Background: Normal cell cultures are invaluable in the analysis of cell differentiation and neoplastic transformation.
Experimental design: We have developed methods to reproducibly culture normal pancreas epithelial cells. The characteristics of the cultures were analyzed using ultrastructural methods, antibodies, and cDNA probes detecting epithelial differentiation markers.
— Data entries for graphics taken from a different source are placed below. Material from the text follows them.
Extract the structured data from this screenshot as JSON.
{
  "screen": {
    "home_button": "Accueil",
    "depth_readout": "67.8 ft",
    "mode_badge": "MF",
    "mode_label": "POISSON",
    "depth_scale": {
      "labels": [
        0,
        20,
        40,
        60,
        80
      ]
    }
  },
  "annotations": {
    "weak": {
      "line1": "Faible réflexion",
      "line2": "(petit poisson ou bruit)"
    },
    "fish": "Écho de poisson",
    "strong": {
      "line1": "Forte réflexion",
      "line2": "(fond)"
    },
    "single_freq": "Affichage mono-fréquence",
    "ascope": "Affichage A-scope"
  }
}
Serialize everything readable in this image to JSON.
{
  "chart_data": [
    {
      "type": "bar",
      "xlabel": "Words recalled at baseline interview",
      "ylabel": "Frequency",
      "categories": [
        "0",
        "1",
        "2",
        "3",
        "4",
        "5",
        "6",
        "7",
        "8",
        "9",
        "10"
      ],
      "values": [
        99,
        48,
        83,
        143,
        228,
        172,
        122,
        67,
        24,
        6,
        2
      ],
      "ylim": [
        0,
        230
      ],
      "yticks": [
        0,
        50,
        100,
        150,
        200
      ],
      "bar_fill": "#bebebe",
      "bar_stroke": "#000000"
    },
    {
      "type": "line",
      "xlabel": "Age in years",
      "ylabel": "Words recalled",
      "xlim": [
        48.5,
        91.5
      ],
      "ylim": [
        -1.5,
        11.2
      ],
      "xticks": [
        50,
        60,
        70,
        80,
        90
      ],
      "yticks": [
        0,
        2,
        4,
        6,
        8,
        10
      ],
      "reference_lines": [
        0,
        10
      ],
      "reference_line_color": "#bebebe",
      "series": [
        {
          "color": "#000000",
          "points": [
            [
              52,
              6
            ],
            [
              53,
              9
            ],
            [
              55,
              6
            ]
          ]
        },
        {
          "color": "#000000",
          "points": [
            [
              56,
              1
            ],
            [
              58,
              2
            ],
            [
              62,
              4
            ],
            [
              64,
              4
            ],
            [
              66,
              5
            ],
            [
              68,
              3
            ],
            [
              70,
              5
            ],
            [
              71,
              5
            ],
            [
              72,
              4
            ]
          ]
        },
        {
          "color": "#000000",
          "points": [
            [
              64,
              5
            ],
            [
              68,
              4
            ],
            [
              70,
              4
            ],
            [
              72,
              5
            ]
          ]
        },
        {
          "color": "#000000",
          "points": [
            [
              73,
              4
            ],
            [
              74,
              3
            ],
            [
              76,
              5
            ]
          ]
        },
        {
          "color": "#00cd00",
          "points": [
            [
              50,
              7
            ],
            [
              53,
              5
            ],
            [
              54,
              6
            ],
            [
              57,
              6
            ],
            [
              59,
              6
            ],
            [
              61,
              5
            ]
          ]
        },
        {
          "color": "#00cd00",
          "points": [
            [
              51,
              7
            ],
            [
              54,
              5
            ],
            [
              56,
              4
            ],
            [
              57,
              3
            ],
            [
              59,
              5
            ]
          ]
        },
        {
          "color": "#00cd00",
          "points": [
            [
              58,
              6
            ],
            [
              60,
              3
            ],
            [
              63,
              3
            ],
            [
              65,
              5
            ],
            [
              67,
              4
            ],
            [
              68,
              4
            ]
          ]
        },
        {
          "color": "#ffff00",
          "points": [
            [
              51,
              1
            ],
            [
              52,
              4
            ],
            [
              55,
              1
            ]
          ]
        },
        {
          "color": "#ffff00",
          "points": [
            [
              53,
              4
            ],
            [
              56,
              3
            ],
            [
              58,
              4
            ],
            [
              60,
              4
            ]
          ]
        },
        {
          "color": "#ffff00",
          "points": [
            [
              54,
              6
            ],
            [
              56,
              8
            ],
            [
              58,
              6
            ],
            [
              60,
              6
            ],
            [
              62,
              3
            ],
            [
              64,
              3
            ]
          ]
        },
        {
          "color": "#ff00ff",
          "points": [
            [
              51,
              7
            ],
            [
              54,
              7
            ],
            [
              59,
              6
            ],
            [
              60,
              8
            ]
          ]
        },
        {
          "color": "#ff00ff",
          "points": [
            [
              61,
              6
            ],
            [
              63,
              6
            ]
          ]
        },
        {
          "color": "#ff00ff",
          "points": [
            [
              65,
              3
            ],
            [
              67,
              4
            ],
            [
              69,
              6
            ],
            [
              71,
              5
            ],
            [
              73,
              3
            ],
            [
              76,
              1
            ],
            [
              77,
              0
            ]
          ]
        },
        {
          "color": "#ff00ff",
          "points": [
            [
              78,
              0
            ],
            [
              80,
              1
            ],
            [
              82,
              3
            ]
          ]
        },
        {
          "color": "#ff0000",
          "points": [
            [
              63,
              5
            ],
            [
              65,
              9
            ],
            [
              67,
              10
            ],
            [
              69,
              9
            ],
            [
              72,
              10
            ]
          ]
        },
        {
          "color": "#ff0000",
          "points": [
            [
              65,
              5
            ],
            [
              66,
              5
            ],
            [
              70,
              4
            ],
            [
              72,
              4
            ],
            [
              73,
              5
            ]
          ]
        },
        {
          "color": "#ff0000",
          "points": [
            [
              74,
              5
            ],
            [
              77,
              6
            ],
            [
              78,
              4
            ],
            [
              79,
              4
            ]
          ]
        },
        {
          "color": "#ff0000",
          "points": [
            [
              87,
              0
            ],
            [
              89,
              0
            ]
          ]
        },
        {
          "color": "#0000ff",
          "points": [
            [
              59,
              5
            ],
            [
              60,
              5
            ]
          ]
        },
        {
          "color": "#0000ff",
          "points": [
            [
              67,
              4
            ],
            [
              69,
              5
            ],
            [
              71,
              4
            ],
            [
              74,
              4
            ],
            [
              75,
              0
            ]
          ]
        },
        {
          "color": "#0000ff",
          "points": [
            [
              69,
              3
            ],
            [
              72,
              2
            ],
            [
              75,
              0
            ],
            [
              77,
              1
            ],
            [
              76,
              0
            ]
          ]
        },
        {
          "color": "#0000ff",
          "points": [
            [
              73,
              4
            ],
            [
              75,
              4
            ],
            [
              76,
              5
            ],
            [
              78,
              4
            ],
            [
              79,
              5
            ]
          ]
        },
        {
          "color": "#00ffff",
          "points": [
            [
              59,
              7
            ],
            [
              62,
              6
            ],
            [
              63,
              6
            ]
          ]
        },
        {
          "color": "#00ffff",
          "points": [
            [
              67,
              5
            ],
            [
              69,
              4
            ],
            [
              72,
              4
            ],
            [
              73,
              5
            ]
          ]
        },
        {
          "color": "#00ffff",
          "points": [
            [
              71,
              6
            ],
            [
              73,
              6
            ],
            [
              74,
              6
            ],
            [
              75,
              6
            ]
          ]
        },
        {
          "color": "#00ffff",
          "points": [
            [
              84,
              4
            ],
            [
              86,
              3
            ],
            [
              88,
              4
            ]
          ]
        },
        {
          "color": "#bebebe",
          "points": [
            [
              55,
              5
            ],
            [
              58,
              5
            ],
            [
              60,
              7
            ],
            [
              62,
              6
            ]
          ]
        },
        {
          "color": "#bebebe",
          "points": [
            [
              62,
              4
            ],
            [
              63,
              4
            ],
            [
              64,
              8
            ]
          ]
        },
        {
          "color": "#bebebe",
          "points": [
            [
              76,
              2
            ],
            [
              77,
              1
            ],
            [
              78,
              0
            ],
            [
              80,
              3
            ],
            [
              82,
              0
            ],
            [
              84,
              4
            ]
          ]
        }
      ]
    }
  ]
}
Results: Normal pancreas tissue (N = 56) was obtained from organ donors; isolation of highly enriched exocrine fraction consistently yielded epithelial cultures. In vitro proliferation assays revealed a lag growth phase of 2 days followed by a proliferative phase until 8. Epithelial cells formed a polarized monolayer displaying apical microvilli, tight junctions, and desmosomes. Zymogen granules were not observed. A panel of mouse monoclonal antibodies detecting differentiation antigens of epithelial cells was used to determine the phenotype of the cultures: all cells expressed cytokeratin polypeptides of simple epithelial (CK 7, CK 8, CK 18, and CK 19), whereas polypeptides typical of stratified epithelial (CK 5, CK 10, CK 13, and CK 16) were not detected. Cultured cells expressed the MUC1 apomucin as well as mucin-associated carbohydrate epitopes. Expression of the cystic fibrosis transmembrane regulator was demonstrated at the RNA level. Secretin induced a very high stimulation of cAMP levels.
Conclusions: The ultrastructural characteristics, molecular markers, and hormone responsiveness of the cultures suggest a ductal cell phenotype. These cultures should be useful in the analysis of pancreas growth and differentiation.